Methodological strengths and limitations

This systematic review was conducted according to PRISMA statement guidelines [17] and based on searches in three databases. An inter-rater reliability test was performed to ensure satisfactory reviewer agreement. All studies were assessed by two reviewers, which minimized the risk of bias in study selection and quality assessment. All included studies were considered of high quality and were based on nationwide prescription databases that have high validity and completeness [16] and no selection- or recall bias.

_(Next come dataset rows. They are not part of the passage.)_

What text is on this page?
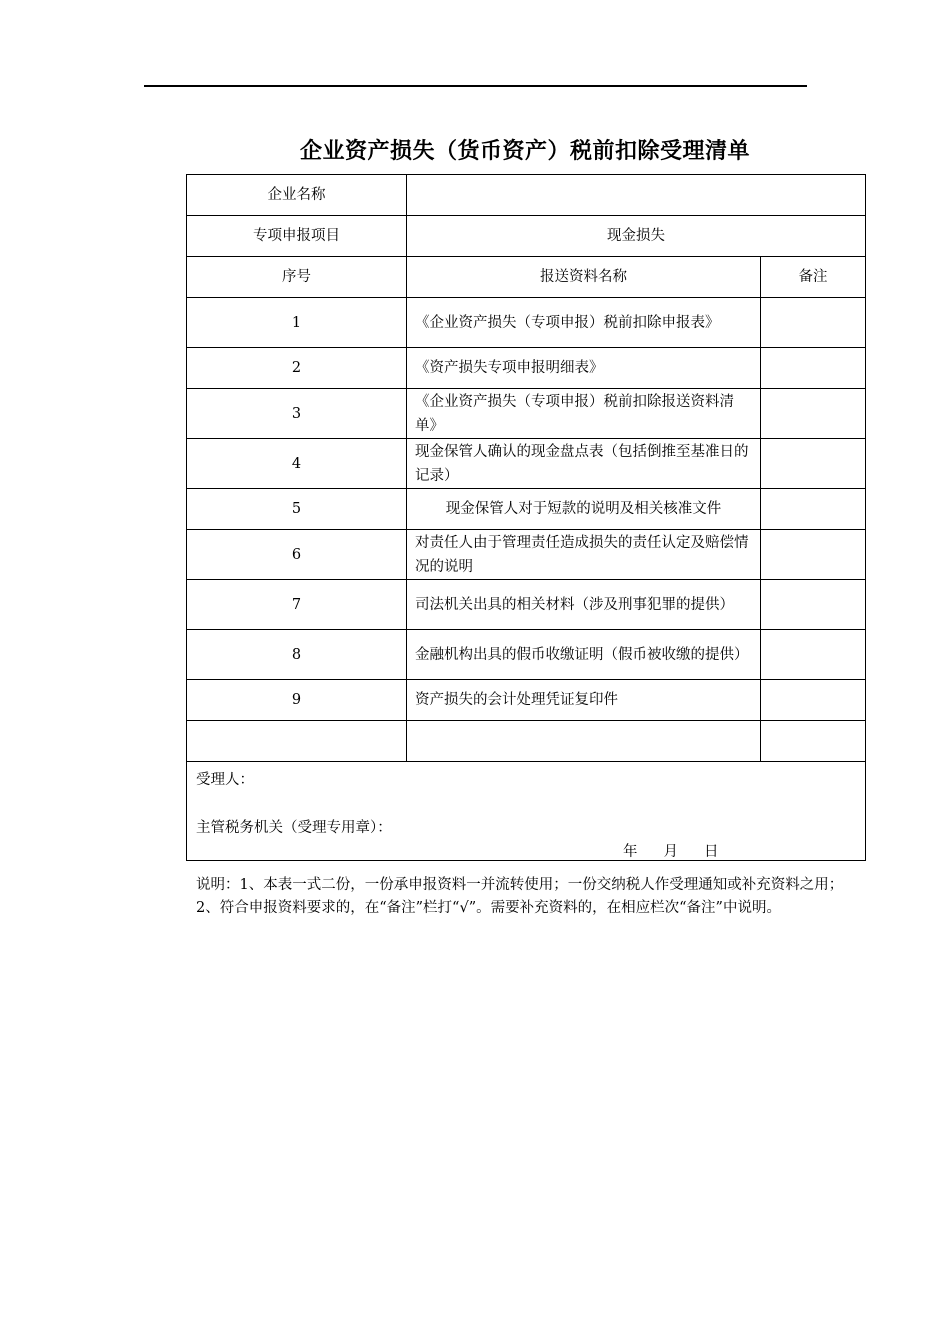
企业资产损失（货币资产）税前扣除受理清单
企业名称		
专项申报项目	现金损失	
序号	报送资料名称	备注
1	《企业资产损失（专项申报）税前扣除申报表》	
2	《资产损失专项申报明细表》	
3	《企业资产损失（专项申报）税前扣除报送资料清单》	
4	现金保管人确认的现金盘点表（包括倒推至基准日的记录）	
5	现金保管人对于短款的说明及相关核准文件	
6	对责任人由于管理责任造成损失的责任认定及赔偿情况的说明	
7	司法机关出具的相关材料（涉及刑事犯罪的提供）	
8	金融机构出具的假币收缴证明（假币被收缴的提供）	
9	资产损失的会计处理凭证复印件	

受理人：
主管税务机关（受理专用章）：
年 月 日		
说明：1、本表一式二份，一份承申报资料一并流转使用；一份交纳税人作受理通知或补充资料之用；2、符合申报资料要求的，在“备注”栏打“√”。需要补充资料的，在相应栏次“备注”中说明。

There are, however, also some limitations. Even though we conducted a broad search string in collaboration with a librarian, it is possible that we have missed relevant studies. The first screening phase was based on abstracts, and studies that did not reported sufficient details in the abstract could have been missed. This review focuses on individuals aged 0–19 years, and studies including adults were excluded even though they could contain data on children and adolescents separately.

Conclusion

This review demonstrates a remarkable variation in pharmacological treatment of childhood mental disorders between the Nordic countries. Generally, the prevalence and incidence of psychotropic drug use increased among Nordic children and adolescents from 1995 to 2018. However, youths in Sweden, Iceland and Finland were more likely to receive treatment with psychotropic medications than youths in Denmark and Norway. These findings could rely on national differences in the rates of childhood mental disorders. However, national variation in clinical practice and access to mental health care may be more plausible explanations. Furthermore, the huge discrepancies in the psychotropic drug utilization rates between countries raise concern about the reliability and validity of the diagnostic evaluation performed across the Nordic mental health care units. A concern that is intensified by a lack of national treatment guidelines in some Nordic countries.

We therefore suggest future studies to compare the rates of clinical psychiatric disorders as well as self-reported mental health problems between Nordic youth populations. We also recommend a joint effort within the Nordic countries to establish updated clinical treatment guidelines facilitating rational pharmacotherapy across countries.